Semua penduduk dunia punya hak memanfaatkan potensi Indonesia, dan menikmati
laba dari itu.
Itu sebabnya design pembangunan
tidak pernah diarahkan untuk lahirnya kemandirian bangsa akan kemampuan
memenuhi kebutuhannya sendiri. Cobalah bayangkan, kata teman periset di Hong
Kong, Indonesia merupakan negara yang menjadi target arus dana dari negara maju
akibat kebijakan suku bunga rendah paska krisis global. Mengapa? Ya karena
tingginya pertumbuhan ekonomi Indonesia yang dipicu oleh kekuatan konsumsi
dalam negeri. Tapi peluang hebat ini, tidak dimanfaatkan maksimal oleh
Indonesia untuk tumbuhnya sektor riil. Pemerintah membiarkan kesempatan itu
pergi begitu saja. Sementara banjirnya likuditas itu hanya berputar putar pada produk
financial market seperti obligasi dan saham. Mengapa investasi di sektor riel tidak
begitu antusias seperti maney market? penyebabnya adalah walau upah buruh di
Indonesia tergolong murah namun untuk menghasilkan produk yang efisien sangat
sulit. Hal ini disebabkan oleh minimnya infrastruktur ekonomi untuk distribusi
barang dan jasa , amburadulnya system logistik karena aparat yang korup. Suku
bunga yang tinggi. Dan akibatnya bagi pengusaha, lebih baik impor untuk memenuhi peluang konsumsi dalam negeri daripada buat sendiri. Apalagi Menteri Perdagangan punya visi lebih baik impor dengan harga murah daripada mahal buatan lokal.

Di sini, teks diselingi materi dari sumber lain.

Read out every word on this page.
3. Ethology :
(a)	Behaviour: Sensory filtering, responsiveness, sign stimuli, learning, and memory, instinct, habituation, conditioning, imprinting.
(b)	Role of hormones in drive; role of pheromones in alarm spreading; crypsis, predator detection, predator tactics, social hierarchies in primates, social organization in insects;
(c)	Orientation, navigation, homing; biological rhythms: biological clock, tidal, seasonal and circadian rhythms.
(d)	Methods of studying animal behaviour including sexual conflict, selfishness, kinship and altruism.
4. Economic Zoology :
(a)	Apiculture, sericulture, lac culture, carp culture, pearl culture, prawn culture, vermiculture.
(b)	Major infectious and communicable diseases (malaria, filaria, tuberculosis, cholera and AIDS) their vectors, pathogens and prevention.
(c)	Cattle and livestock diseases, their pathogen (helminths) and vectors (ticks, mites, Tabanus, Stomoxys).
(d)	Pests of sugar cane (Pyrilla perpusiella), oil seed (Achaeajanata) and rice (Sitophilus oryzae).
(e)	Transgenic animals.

Indikasi tingginya daya beli
masyarakat Indonesia yang tidak menimbulkan gairah investasi untuk terbangunnya
sektor rill memang sangat membingungkan logika ekonomi. Namun itu dapat dijelaskan oleh teman saya periset di Shanghai. Dia mengatakan bahwa tingginya konsumsi di
Indonesia berasal dari kelompok menengah
yang jumlahnya tidak lebih 2% dari penduduk Indonesia. Mereka bukan konsumen
solid. Tingkat ketergantungan mereka kepada pemerintah sangat tinggi. Karena sebagian
besar pendapatan mereka didukung oleh kebijakan korup negara, bukan oleh kreatifitas value yang
memungkinkan mereka sebagai agent pembangunan.Bukan!. Kelompok konsumen seperti
ini sangat renta. Bila rezim ini roboh
karena supply dana ke APBN lewat berhutang semakin sulit seperti Amerika, maka
mereka bukan lagi sebagai konsumen. Karena tidak ada lagi uang untuk belanja. Ya, pasar Indonesia hanyalah pasar temporari yang tidak bisa dijadikan acuan untuk investasi pabrik jangka panjang. Impor adalah lebih layak. Makanya jangan kaget bila tingginya pertumbuhan ekonomi tidak diringi geliat industri
dan manufaktur tumbuh seperti tumbuhnya mall di Jakarta dan kota kota besar di
Indonesia. Sayang kesempatan emas telah lewat. Inilah nasip, bila negara diurus oleh mereka yang bermental jongos dan korup. Kedepan Indonesia akan
menghadapi kelangkaan likuiditas dan semakin tingginya defisit neraca
perdagangan karena tingginya konsumsi namun rendah produksi. Memang sudah sepatutnya Indonesia punya pemimpin visioner untuk kemandirian bangsa dan bermartabat secara international. Mungkinkah?